2. **BioNeMo Blueprints**:
– These are reference workflows for tasks such as protein binder design and virtual screening. They encapsulate advanced AI models that streamline the drug discovery process.

– **Steps to Deployment**:
– The text gives detailed operational steps for setting up the BioNeMo framework and blueprints on GKE, including cluster creation, node pool management, and job execution instructions.

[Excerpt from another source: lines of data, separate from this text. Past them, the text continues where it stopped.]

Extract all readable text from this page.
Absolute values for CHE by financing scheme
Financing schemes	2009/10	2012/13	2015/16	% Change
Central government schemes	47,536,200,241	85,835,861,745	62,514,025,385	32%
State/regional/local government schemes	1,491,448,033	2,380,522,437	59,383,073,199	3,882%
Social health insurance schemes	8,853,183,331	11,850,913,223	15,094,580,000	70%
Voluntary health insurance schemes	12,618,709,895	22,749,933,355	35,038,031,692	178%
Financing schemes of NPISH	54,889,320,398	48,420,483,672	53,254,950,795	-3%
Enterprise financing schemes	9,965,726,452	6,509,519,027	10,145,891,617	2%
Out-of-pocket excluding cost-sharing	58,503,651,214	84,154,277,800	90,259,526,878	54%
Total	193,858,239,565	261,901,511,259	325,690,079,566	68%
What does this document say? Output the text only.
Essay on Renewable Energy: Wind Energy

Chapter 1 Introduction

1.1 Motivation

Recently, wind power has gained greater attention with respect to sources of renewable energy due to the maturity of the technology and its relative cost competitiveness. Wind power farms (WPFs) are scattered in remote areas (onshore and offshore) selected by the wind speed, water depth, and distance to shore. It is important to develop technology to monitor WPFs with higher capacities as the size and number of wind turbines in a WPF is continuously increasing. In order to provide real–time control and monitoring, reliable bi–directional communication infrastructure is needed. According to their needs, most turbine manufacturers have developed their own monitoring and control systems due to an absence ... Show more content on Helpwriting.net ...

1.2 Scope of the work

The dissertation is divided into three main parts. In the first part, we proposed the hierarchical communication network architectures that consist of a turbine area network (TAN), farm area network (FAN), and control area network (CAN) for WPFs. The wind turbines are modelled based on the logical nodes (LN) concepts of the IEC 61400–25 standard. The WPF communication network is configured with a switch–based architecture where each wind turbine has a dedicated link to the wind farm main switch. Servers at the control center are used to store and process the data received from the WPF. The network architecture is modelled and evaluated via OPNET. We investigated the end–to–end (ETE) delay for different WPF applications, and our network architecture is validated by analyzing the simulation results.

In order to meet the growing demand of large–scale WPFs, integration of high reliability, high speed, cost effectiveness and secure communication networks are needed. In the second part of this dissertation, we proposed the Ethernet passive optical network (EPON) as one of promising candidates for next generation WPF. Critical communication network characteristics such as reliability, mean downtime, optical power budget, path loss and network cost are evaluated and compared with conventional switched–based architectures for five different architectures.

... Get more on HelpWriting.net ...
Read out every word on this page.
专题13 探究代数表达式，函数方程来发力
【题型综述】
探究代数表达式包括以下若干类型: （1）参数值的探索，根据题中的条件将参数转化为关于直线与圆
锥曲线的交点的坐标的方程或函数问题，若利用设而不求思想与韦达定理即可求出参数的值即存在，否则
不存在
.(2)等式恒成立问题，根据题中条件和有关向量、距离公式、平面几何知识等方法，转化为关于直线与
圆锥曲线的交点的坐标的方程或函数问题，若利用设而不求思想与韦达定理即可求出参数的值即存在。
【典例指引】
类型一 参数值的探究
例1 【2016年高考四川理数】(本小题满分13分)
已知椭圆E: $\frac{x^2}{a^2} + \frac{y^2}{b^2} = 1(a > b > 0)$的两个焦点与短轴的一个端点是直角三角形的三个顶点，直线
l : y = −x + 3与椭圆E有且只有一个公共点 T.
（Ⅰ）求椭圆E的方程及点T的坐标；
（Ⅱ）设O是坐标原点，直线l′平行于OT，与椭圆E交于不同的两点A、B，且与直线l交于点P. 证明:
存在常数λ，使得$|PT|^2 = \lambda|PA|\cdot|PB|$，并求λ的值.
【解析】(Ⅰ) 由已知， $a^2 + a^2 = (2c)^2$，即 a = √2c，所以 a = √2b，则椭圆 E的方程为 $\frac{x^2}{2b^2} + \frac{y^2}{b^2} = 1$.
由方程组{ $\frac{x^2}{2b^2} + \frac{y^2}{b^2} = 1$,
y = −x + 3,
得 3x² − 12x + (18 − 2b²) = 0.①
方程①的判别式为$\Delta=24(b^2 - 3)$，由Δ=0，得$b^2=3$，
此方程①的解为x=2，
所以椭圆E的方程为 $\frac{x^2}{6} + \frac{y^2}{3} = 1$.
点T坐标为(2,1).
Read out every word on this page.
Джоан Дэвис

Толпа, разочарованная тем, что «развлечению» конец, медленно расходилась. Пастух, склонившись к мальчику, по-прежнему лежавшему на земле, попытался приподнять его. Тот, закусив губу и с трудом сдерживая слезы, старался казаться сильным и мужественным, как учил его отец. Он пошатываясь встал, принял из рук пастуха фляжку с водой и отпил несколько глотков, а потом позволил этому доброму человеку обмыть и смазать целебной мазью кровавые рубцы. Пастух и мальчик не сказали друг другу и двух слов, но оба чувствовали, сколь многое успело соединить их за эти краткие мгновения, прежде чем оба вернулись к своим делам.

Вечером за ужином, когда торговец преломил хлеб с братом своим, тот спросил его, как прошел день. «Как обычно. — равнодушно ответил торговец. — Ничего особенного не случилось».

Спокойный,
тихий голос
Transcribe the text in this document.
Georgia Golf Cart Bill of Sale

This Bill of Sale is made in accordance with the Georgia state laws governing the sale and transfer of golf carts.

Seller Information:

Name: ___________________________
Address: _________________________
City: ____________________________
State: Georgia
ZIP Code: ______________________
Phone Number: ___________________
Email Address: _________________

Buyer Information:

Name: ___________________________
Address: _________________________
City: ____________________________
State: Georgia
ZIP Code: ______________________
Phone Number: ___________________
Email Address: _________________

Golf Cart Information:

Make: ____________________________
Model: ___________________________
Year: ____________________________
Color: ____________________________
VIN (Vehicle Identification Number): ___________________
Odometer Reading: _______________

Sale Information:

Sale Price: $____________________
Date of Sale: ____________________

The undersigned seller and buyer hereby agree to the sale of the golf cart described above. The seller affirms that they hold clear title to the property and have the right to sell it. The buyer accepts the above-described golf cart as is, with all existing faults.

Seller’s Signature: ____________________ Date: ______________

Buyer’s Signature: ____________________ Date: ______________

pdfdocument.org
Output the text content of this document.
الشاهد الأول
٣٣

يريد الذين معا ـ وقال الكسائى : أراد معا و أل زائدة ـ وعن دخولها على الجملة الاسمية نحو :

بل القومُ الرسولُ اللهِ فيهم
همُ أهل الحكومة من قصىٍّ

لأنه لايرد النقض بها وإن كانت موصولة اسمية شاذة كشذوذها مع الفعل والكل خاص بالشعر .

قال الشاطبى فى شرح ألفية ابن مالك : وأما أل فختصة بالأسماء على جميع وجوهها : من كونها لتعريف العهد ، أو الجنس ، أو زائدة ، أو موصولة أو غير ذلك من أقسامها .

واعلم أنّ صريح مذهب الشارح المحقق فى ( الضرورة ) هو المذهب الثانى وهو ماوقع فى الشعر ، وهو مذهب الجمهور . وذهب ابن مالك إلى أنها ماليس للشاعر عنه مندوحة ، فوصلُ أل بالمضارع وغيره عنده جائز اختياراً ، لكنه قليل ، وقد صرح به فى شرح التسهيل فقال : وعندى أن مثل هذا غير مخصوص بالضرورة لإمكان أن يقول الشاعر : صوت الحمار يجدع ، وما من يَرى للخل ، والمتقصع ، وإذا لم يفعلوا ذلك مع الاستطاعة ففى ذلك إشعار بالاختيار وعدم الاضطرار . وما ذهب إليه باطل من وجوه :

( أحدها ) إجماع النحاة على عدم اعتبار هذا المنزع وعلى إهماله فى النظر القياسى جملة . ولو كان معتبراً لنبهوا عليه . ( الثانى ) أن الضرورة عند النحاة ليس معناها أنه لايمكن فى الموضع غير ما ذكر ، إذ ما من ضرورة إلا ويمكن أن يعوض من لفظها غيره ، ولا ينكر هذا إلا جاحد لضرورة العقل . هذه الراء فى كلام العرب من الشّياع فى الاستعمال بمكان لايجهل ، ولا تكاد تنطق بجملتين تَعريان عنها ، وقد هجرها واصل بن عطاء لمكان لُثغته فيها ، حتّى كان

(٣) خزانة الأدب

– **Broad Applications**: Beyond drug discovery, the text notes that the modular nature of the NIMs can be adapted to various sectors, including agriculture, showcasing the versatility of the models.

– **Conclusion**: The combination of NVIDIA BioNeMo and Google Cloud’s GKE is positioned to drive innovation in life sciences, facilitating timely medical breakthroughs and optimizing resource utilization in AI workloads.

This detailed overview underscores the practical implications for security and compliance professionals, especially in terms of safeguarding sensitive health data while using scalable cloud infrastructures in AI-driven environments. The transformation of biopharma research through AI indicates future compliance challenges and the necessity for robust security protocols in sensitive data algorithms.